Although the wiring of the cable or adapter are similar for analog a digital applications; there are important difference in how a balanced analog output and digital output will react to these connections.
Analog
There are three types of balanced analog outputs:
- Transformer-coupled- this type of output is effectively “floating” by nature unless one side or the other (“+” connection or “-” connection) is connected to ground. It is referred to as “floating” because it is not “tied” to ground electrically. This also means it is OK to ground one of the signal conductor in unbalanced connection. Due to the unique nature of this output, the level is the same whether the output is connected to balanced or unbalanced connections.
- Electronic output with automatic sensing- this type of output is convenient because a “cross-coupled” circuit allows the amplifier to “sense” when one of the outputs is grounded. This both prevents an active output from trying to drive a “short circuit” caused by connecting it to ground, and boosts the gain of the active (un-grounded) output by 6dB to compensate for the signal level lost when one-half of the signal is removed by grounding one of the two outputs. Unless care is taken in how one of the two outputs is grounded; the distortion performance of this type of output can be significantly degraded. Even when carefully connected to the best available ground; this type of output cannot achieve the lowest distortion available from electronic outputs that are not “auto-sensing” in design. These outputs are “ground referenced” as versus “floating.”

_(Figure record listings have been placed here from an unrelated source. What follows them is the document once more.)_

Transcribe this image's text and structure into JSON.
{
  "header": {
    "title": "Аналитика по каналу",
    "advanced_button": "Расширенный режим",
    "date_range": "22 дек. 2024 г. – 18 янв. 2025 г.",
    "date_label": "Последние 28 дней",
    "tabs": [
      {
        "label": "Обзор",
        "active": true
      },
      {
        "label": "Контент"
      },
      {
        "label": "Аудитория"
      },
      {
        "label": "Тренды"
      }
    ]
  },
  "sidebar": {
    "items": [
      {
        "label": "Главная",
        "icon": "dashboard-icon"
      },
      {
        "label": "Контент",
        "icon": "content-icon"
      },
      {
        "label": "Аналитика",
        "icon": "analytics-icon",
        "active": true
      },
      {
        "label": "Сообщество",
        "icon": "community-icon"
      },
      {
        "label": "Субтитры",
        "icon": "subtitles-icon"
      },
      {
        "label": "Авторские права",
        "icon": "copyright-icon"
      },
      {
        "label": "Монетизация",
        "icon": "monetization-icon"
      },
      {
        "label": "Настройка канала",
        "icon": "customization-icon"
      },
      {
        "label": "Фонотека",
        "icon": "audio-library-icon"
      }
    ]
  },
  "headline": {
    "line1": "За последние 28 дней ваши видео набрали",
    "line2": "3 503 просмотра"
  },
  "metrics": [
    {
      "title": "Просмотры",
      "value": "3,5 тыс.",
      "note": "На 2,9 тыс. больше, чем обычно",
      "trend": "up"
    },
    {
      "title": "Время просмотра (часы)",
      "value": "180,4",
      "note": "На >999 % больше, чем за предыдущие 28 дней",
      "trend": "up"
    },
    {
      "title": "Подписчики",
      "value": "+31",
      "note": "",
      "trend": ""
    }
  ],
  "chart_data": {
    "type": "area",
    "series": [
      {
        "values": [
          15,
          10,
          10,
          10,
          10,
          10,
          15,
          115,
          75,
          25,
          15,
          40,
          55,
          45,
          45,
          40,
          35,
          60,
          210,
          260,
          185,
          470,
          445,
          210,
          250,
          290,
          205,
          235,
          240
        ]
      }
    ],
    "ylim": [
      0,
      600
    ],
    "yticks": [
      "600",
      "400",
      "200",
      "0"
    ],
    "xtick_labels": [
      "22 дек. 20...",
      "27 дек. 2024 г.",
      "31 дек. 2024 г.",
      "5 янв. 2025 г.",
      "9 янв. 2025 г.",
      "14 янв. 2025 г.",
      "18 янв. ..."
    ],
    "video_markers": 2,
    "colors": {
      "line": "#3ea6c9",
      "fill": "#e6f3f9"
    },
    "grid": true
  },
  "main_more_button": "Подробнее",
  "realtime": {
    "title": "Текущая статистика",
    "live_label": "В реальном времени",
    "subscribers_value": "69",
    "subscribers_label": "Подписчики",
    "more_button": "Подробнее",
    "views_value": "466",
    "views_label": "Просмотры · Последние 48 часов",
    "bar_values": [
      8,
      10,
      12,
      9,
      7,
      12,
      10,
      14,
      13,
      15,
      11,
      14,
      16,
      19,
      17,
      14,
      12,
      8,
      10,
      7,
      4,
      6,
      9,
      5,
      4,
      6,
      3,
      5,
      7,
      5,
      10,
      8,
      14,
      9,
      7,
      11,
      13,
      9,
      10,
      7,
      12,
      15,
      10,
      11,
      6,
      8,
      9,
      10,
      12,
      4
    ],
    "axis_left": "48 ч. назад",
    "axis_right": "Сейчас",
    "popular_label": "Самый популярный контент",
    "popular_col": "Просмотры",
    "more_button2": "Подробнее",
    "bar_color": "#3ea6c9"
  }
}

- Electronic output without automatic sensing- this type of output offers the advantage of the lowest distortion under all operating modes. With this type of output; it is very important to properly configure the output connection so that audio ground is connected to the Pin that will be grounded by the unbalanced connections (typically Pin 3). This is usually accomplished by changing a jumper setting inside the unit or via a setting. These outputs are “ground referenced” as versus “floating;” and by using only one of the two active outputs, the output level is reduced by 6dB for the same output level setting. Please note that all Lavry analog balanced outputs are of this design; so it is important to properly configure the output before making unbalanced connections to avoid increased distortion of the audio signal. The outputs are protected against short-circuits; so it is very unlikely that any damage would result if an output is improperly connected; unless operated in this manner for an extended period of time.
Digital
All Lavry AES/XLR digital inputs and outputs are transformer-coupled. This means that Pin 1 and Pin 3 can be (and should be) connected together in adapters or adapter cables used to make connections to coaxial S-PDIF inputs or outputs. The only exception would be where shielded twisted-pair cable is used in an adapter cable to connect an S-PDIF (unbalanced) output to an AES/XLR input. If the Shield is connected at the XLR end; Pin1 and Pin 3 would not be connected to each other.